Nei colloqui tra me e mio padre Cinà veniva chiamato”Iolanda” perché abitava in un villino, a Mondello, in via principessa Iolanda”, e infatti ogni volta che si diceva Iolanda ci si riferiva a lui. Cinà ha frequentato casa nostra diverse volte – ha affermato Ciancimino jr - in epoca antecedente al giugno del 1992 sia l’abitazione di Via Sciuti che quella di Mondello.
I rapporti con i servizi segreti. Massimo Ciancimino afferma di aver più volte visto il padre intrattenere rapporti privilegiati con i servizi segreti dello Stato tramite un oscuro personaggio che si faceva chiamare Sig. Franco o Carlo, durante le conversazioni private. Un uomo delle istituzioni anonimo che si sarebbe occupato di tutti i dettagli della trattativa ed oltre.

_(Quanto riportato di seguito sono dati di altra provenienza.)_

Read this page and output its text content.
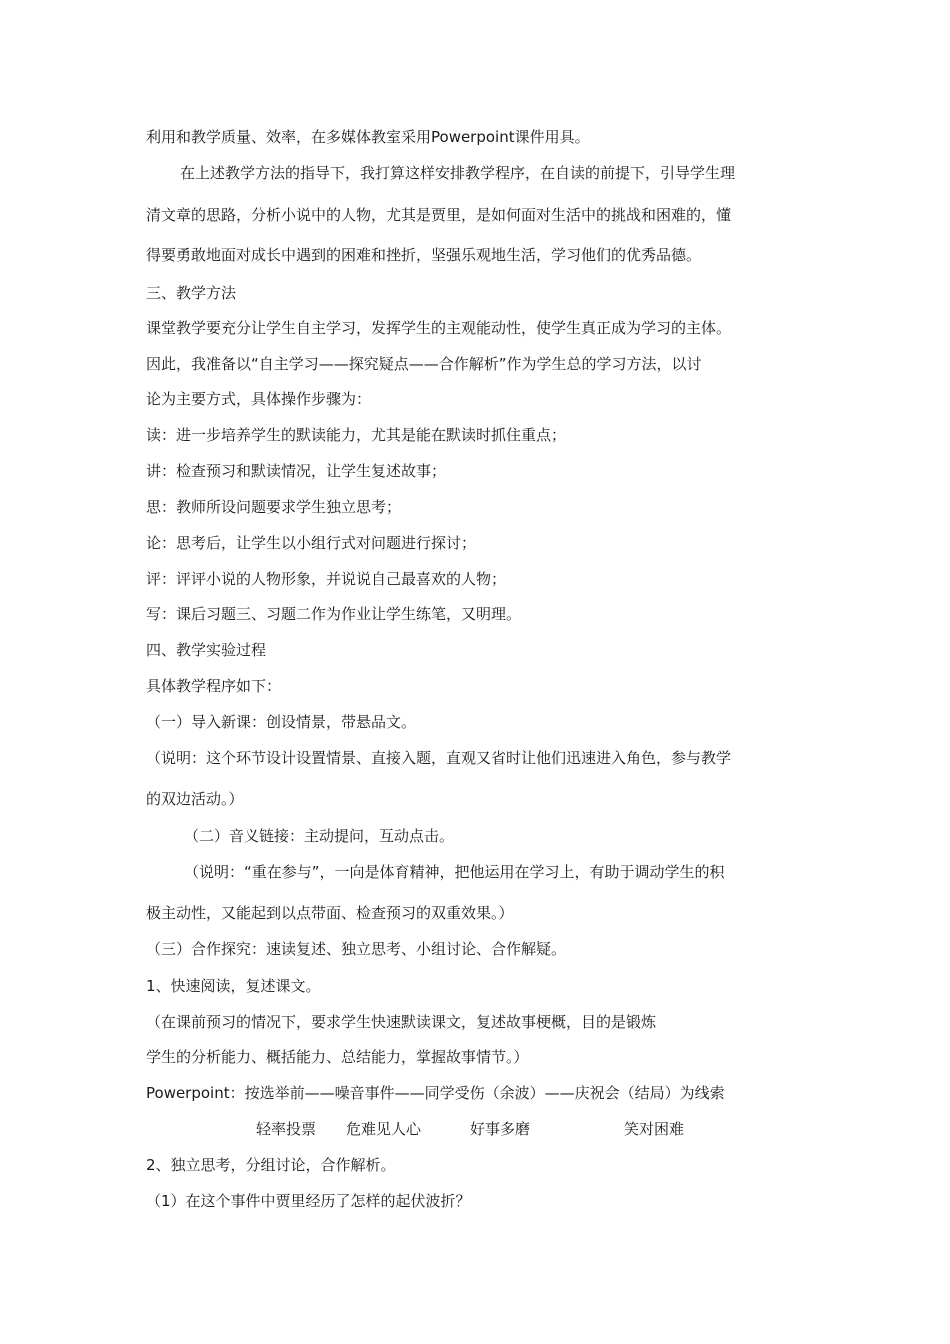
利用和教学质量、效率，在多媒体教室采用Powerpoint课件用具。
在上述教学方法的指导下，我打算这样安排教学程序，在自读的前提下，引导学生理
清文章的思路，分析小说中的人物，尤其是贾里，是如何面对生活中的挑战和困难的，懂
得要勇敢地面对成长中遇到的困难和挫折，坚强乐观地生活，学习他们的优秀品德。
三、教学方法
课堂教学要充分让学生自主学习，发挥学生的主观能动性，使学生真正成为学习的主体。
因此，我准备以“自主学习——探究疑点——合作解析”作为学生总的学习方法，以讨
论为主要方式，具体操作步骤为：
读：进一步培养学生的默读能力，尤其是能在默读时抓住重点；
讲：检查预习和默读情况，让学生复述故事；
思：教师所设问题要求学生独立思考；
论：思考后，让学生以小组行式对问题进行探讨；
评：评评小说的人物形象，并说说自己最喜欢的人物；
写：课后习题三、习题二作为作业让学生练笔，又明理。
四、教学实验过程
具体教学程序如下：
（一）导入新课：创设情景，带悬品文。
（说明：这个环节设计设置情景、直接入题，直观又省时让他们迅速进入角色，参与教学
的双边活动。）
（二）音义链接：主动提问，互动点击。
（说明：“重在参与”，一向是体育精神，把他运用在学习上，有助于调动学生的积
极主动性，又能起到以点带面、检查预习的双重效果。）
（三）合作探究：速读复述、独立思考、小组讨论、合作解疑。
1、快速阅读，复述课文。
（在课前预习的情况下，要求学生快速默读课文，复述故事梗概，目的是锻炼
学生的分析能力、概括能力、总结能力，掌握故事情节。）
Powerpoint：按选举前——噪音事件——同学受伤（余波）——庆祝会（结局）为线索
轻率投票 危难见人心	好事多磨	笑对困难
2、独立思考，分组讨论，合作解析。
（1）在这个事件中贾里经历了怎样的起伏波折？
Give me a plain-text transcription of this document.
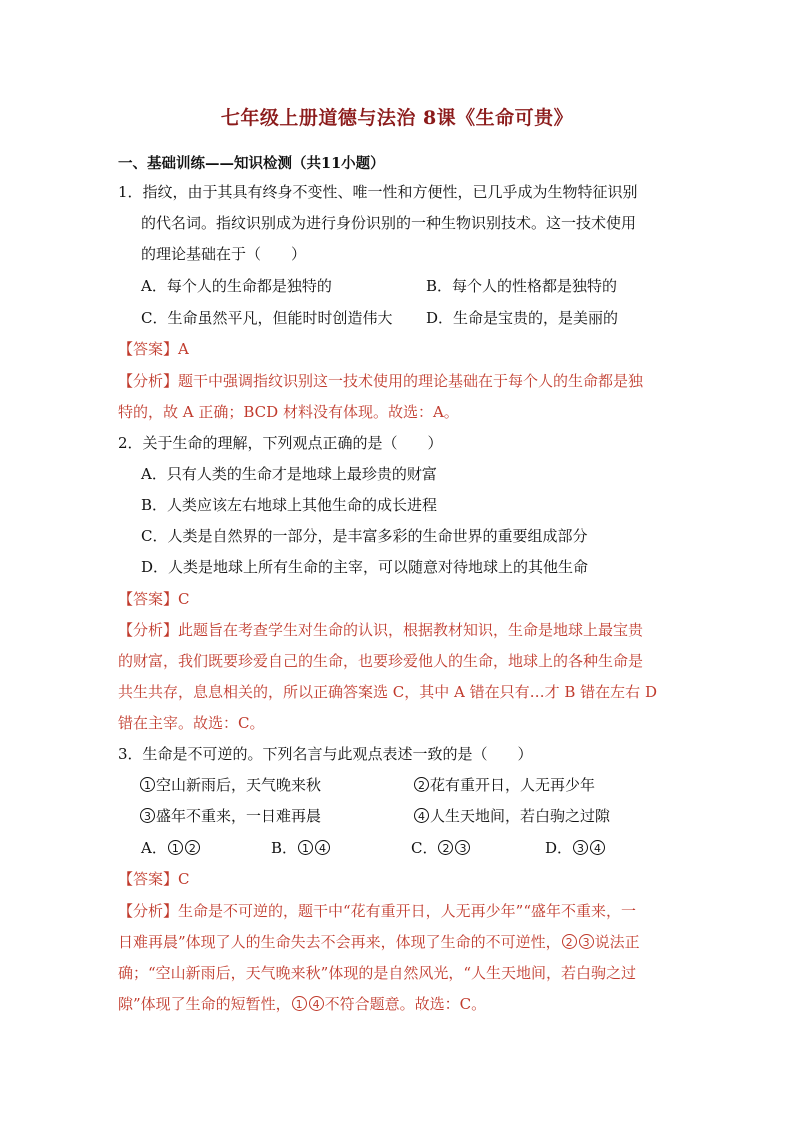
七年级上册道德与法治 8课《生命可贵》
一、基础训练——知识检测（共11小题）
1．指纹，由于其具有终身不变性、唯一性和方便性，已几乎成为生物特征识别
的代名词。指纹识别成为进行身份识别的一种生物识别技术。这一技术使用
的理论基础在于（　　）
A．每个人的生命都是独特的	B．每个人的性格都是独特的
C．生命虽然平凡，但能时时创造伟大 D．生命是宝贵的，是美丽的
【答案】A
【分析】题干中强调指纹识别这一技术使用的理论基础在于每个人的生命都是独
特的，故 A 正确；BCD 材料没有体现。故选：A。
2．关于生命的理解，下列观点正确的是（　　）
A．只有人类的生命才是地球上最珍贵的财富
B．人类应该左右地球上其他生命的成长进程
C．人类是自然界的一部分，是丰富多彩的生命世界的重要组成部分
D．人类是地球上所有生命的主宰，可以随意对待地球上的其他生命
【答案】C
【分析】此题旨在考查学生对生命的认识，根据教材知识，生命是地球上最宝贵
的财富，我们既要珍爱自己的生命，也要珍爱他人的生命，地球上的各种生命是
共生共存，息息相关的，所以正确答案选 C，其中 A 错在只有…才 B 错在左右 D
错在主宰。故选：C。
3．生命是不可逆的。下列名言与此观点表述一致的是（　　）
1 空山新雨后，天气晚来秋	2 花有重开日，人无再少年
3 盛年不重来，一日难再晨	4 人生天地间，若白驹之过隙
A． 1 2	B． 1 4	C． 2 3	D． 3 4
【答案】C
【分析】生命是不可逆的，题干中“花有重开日，人无再少年”“盛年不重来，一
日难再晨”体现了人的生命失去不会再来，体现了生命的不可逆性， 2 3 说法正
确；“空山新雨后，天气晚来秋”体现的是自然风光，“人生天地间，若白驹之过
隙”体现了生命的短暂性， 1 4 不符合题意。故选：C。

Mio padre ha intrattenuto rapporti con uomini dei servizi e in particolare con il ’signor Franco’, come lo conoscevo io, o ’signor Carlo’, come lo chiamava mio padre quando erano soli. Il signor Franco proprio in quanto uomo legato alle istituzioni non aveva alcun problema ad accedere a casa mia”, dove si sarebbe recato “fino a qualche mese prima della morte di mio padre”. Il signor Franco era uno di quei cinque o sei personaggi che avevano accesso a utenze riservate e che poteva venire a casa mia senza appuntamento.

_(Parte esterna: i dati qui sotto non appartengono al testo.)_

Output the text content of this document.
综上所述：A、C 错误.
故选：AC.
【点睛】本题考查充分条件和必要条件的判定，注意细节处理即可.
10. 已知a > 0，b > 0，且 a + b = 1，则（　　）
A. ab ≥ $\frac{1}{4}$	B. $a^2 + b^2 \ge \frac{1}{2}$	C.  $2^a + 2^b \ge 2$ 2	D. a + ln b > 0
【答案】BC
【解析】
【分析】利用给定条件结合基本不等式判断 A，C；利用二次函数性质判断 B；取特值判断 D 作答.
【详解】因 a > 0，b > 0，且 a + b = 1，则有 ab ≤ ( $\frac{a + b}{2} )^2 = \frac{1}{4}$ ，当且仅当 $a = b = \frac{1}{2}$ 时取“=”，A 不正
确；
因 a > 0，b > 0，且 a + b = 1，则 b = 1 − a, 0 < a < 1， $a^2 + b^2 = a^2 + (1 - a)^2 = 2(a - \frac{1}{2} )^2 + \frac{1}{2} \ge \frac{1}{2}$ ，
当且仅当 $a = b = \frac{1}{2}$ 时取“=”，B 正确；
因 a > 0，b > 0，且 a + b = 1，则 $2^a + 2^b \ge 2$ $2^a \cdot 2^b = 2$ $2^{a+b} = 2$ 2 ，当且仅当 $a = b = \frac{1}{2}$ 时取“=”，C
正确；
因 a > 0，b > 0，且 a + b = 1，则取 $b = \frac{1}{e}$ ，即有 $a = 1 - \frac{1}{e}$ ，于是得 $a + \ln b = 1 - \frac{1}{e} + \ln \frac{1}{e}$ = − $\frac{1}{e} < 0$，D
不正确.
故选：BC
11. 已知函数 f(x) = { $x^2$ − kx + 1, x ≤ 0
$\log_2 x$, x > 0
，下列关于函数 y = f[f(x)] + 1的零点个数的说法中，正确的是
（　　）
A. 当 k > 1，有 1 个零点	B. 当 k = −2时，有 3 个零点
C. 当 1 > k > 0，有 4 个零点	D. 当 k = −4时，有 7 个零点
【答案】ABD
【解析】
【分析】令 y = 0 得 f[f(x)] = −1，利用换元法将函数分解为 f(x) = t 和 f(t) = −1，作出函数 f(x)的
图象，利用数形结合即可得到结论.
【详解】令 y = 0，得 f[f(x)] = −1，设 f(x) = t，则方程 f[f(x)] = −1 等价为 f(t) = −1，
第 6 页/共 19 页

Il rapporto tra i due sarebbe nato nel periodo in cui al Ministero dell’Interno c’era il ministro Franco Restivo, quindi negli anni Settata. Ciancimino e il Sig. Franco si sarebbero incontrati anche nel periodo in cui l’ex sindaco di Palermo era agli arresti domiciliari e l’oscuro figuro sarebbe comparso anche durante i funerali di Vito. Quest’ultimo momento sarebbe fondamentale per il passaggio di informazioni, e del rapporto privilegiato, nella mani di Ciancimino jr.

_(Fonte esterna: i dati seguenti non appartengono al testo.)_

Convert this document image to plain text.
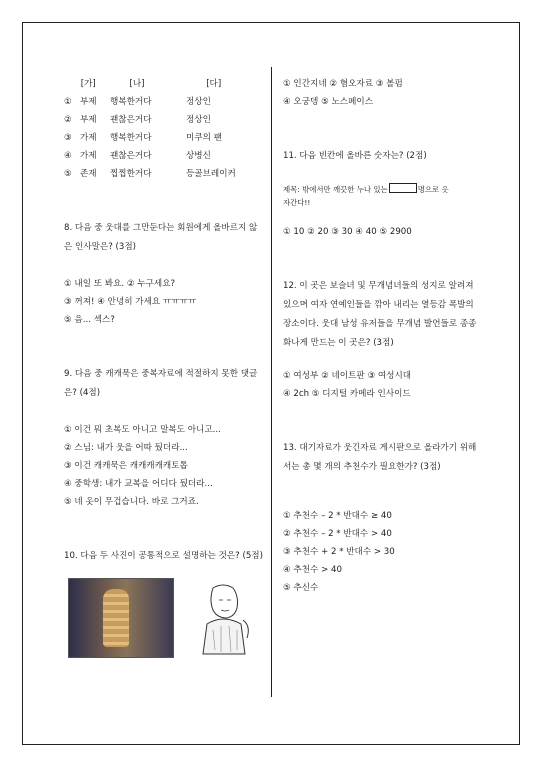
[가]	[나]	[다]
① 부제 행복한거다	정상인
② 부제 괜찮은거다	정상인
③ 가제 행복한거다	미쿠의 팬
④ 가제 괜찮은거다	상병신
⑤ 존재 찝찝한거다	등골브레이커
8. 다음 중 웃대를 그만둔다는 회원에게 올바르지 않은 인사말은? (3점)
① 내일 또 봐요. ② 누구세요?
③ 꺼져! ④ 안녕히 가세요 ㅠㅠㅠㅠ
⑤ 음... 섹스?
9. 다음 중 캐캐묵은 중복자료에 적절하지 못한 댓글은? (4점)
① 이건 뭐 초복도 아니고 말복도 아니고...
② 스님: 내가 웃을 어따 뒀더라...
③ 이건 캐캐묵은 캐캐캐캐캐토톱
④ 중학생: 내가 교복을 어디다 뒀더라...
⑤ 네 옷이 무겁습니다. 바로 그거죠.
10. 다음 두 사진이 공통적으로 설명하는 것은? (5점)
① 인간지네 ② 혐오자료 ③ 볼펌
④ 오궁뎅 ⑤ 노스페이스
11. 다음 빈칸에 올바른 숫자는? (2점)
제목: 밖에서만 깨끗한 누나 있는	명으로 옷
자간다!!
① 10 ② 20 ③ 30 ④ 40 ⑤ 2900
12. 이 곳은 보슬녀 및 무개념녀들의 성지로 알려져 있으며 여자 연예인들을 깎아 내리는 열등감 폭발의 장소이다. 웃대 남성 유저들을 무개념 발언들로 종종 화나게 만드는 이 곳은? (3점)
① 여성부 ② 네이트판 ③ 여성시대
④ 2ch ⑤ 디지털 카메라 인사이드
13. 대기자료가 웃긴자료 게시판으로 올라가기 위해서는 총 몇 개의 추천수가 필요한가? (3점)
① 추천수 – 2 * 반대수 ≥ 40
② 추천수 – 2 * 반대수 > 40
③ 추천수 + 2 * 반대수 > 30
④ 추천수 > 40
⑤ 추신수
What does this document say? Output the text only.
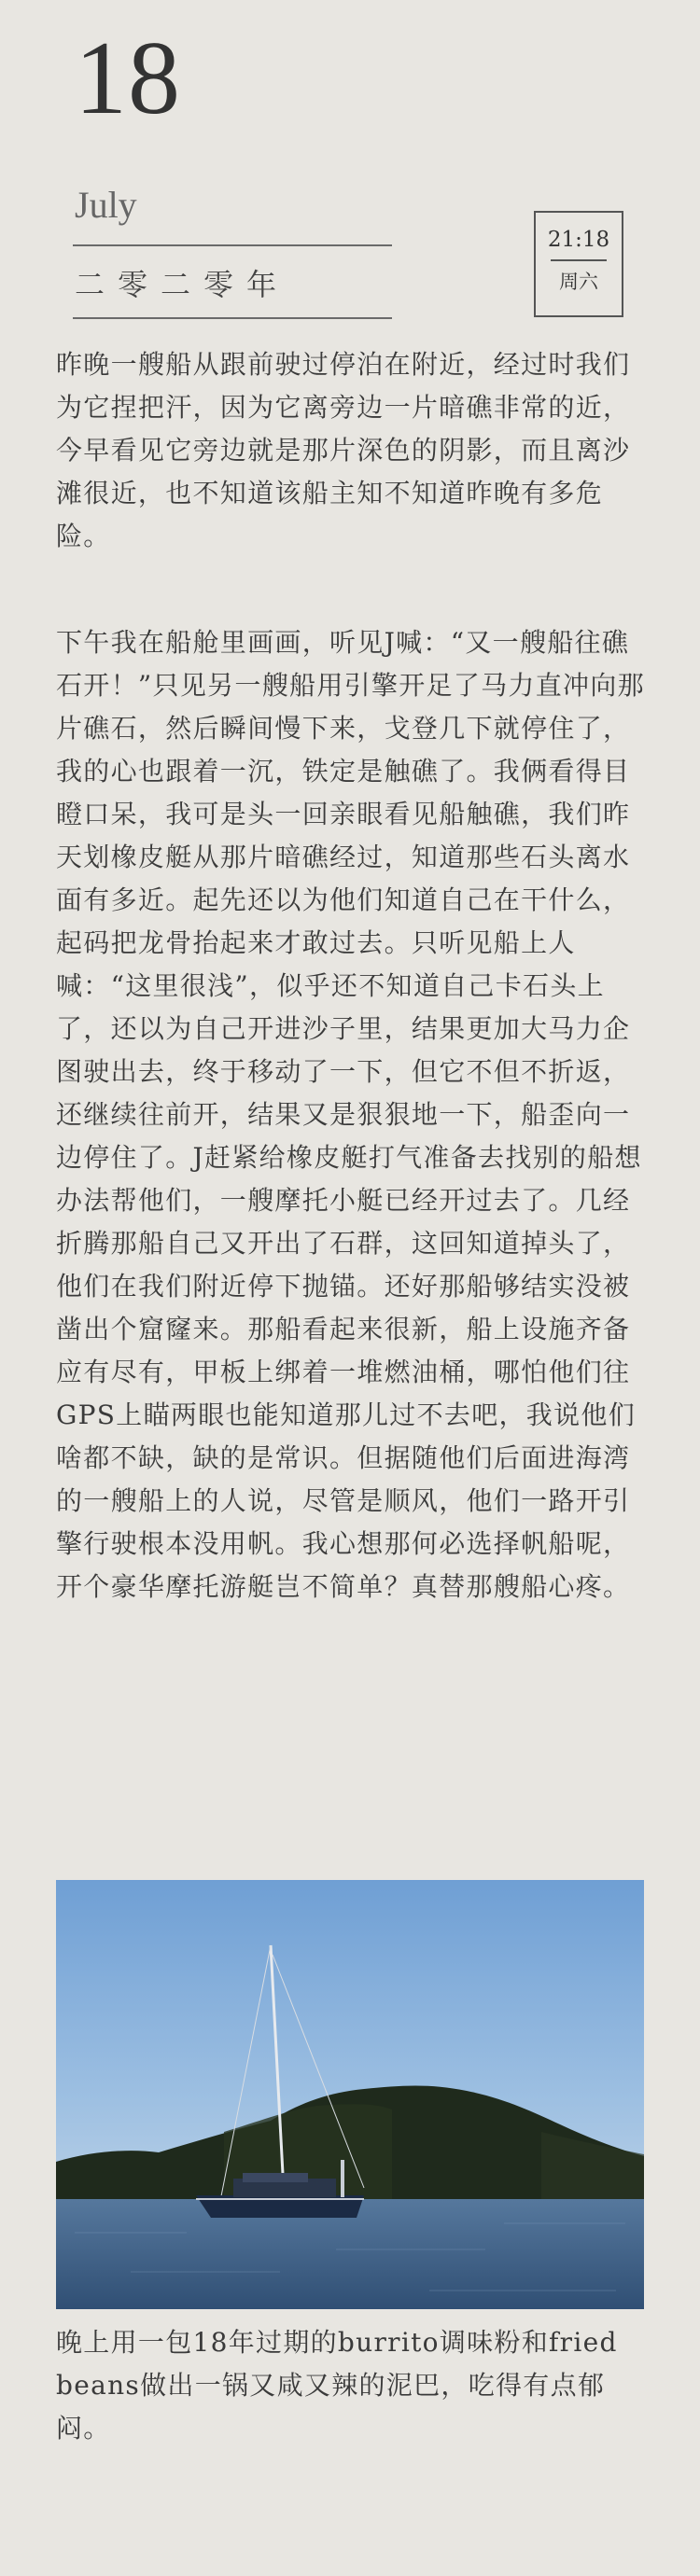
18
July
二零二零年
21:18
周六

昨晚一艘船从跟前驶过停泊在附近，经过时我们为它捏把汗，因为它离旁边一片暗礁非常的近，今早看见它旁边就是那片深色的阴影，而且离沙滩很近，也不知道该船主知不知道昨晚有多危险。

下午我在船舱里画画，听见J喊：“又一艘船往礁石开！”只见另一艘船用引擎开足了马力直冲向那片礁石，然后瞬间慢下来，戈登几下就停住了，我的心也跟着一沉，铁定是触礁了。我俩看得目瞪口呆，我可是头一回亲眼看见船触礁，我们昨天划橡皮艇从那片暗礁经过，知道那些石头离水面有多近。起先还以为他们知道自己在干什么，起码把龙骨抬起来才敢过去。只听见船上人喊：“这里很浅”，似乎还不知道自己卡石头上了，还以为自己开进沙子里，结果更加大马力企图驶出去，终于移动了一下，但它不但不折返，还继续往前开，结果又是狠狠地一下，船歪向一边停住了。J赶紧给橡皮艇打气准备去找别的船想办法帮他们，一艘摩托小艇已经开过去了。几经折腾那船自己又开出了石群，这回知道掉头了，他们在我们附近停下抛锚。还好那船够结实没被凿出个窟窿来。那船看起来很新，船上设施齐备应有尽有，甲板上绑着一堆燃油桶，哪怕他们往GPS上瞄两眼也能知道那儿过不去吧，我说他们啥都不缺，缺的是常识。但据随他们后面进海湾的一艘船上的人说，尽管是顺风，他们一路开引擎行驶根本没用帆。我心想那何必选择帆船呢，开个豪华摩托游艇岂不简单？真替那艘船心疼。

晚上用一包18年过期的burrito调味粉和fried beans做出一锅又咸又辣的泥巴，吃得有点郁闷。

L’ho riconosciuto da lontano quindi mi sono allontanato dal gruppo dei familiari per andarlo a salutare. Fu in quell’occasione che mi diede una busta contenente un messaggio di condoglianze proveniente dal Provenzano, alias ingegner Lo Verde
Lo stesso Sig. Franco, uomo delle istituzioni e dei servizi segreti, si sarebbe fatto vivo nuovamente con Massimo Ciancimino negli anni a seguire, l’ultimo contatto diretto lo hanno avuto però - stando al racconto dato durante la deposizione - nel 2009 in cui Franco ha dimostrato delle perplessità sulla strada intrapresa da Ciancimino jr.
Nel maggio del 2009 Franco o Carlo mi mandò un soggetto a Bologna per dirmi che la strada che avevo intrapreso non era quella giusta e che ero ancora in tempo
In tempo per stare zitto e tenere insabbiata una delle pagine più nere della storia d’Italia, se tutto fosse confermato.
Update 16.40: i ministri Rognoni e Mancino. La deposizione di Massimo Ciancimino è proseguita durante la giornata con parole che confermano ciò che aveva già detto più volte in precedenza: due ministri della Repubblica, Rognoni e Mancino erano a conoscenza della Trattativa. Ne avevamo già parlato in precedenza qui e qui. I due politici avrebbero dato pieno supporto se non ordini diretti a Mario Mori e Mauro Obinu, soprattutto nella vicenda oggetto del processo: la mancata cattura di Provenzano nel 1995.
Nonostante la stima che mio padre nutriva per il colonnello e per il capitano – ha detto - non poteva non chiedersi come due soli soggetti avrebbero potuto dare vita a questo tipo di rapporto e ancora più garantire offerte e controfferte. Di questo chiese conto agli stessi Mori e Obinu, i quali gli dissero che era stato informato il loro diretto superiore generale Subranni, ma fu poi il signor Franco (il misterioso uomo dei servizi segreti ndr.) a spiegargli che chi poteva garantire quello che sarebbe stato il frutto di un eventuale tavolo di trattativa erano altri. E che di questa attività erano stati informati il ministro Rognoni e il ministro Mancino.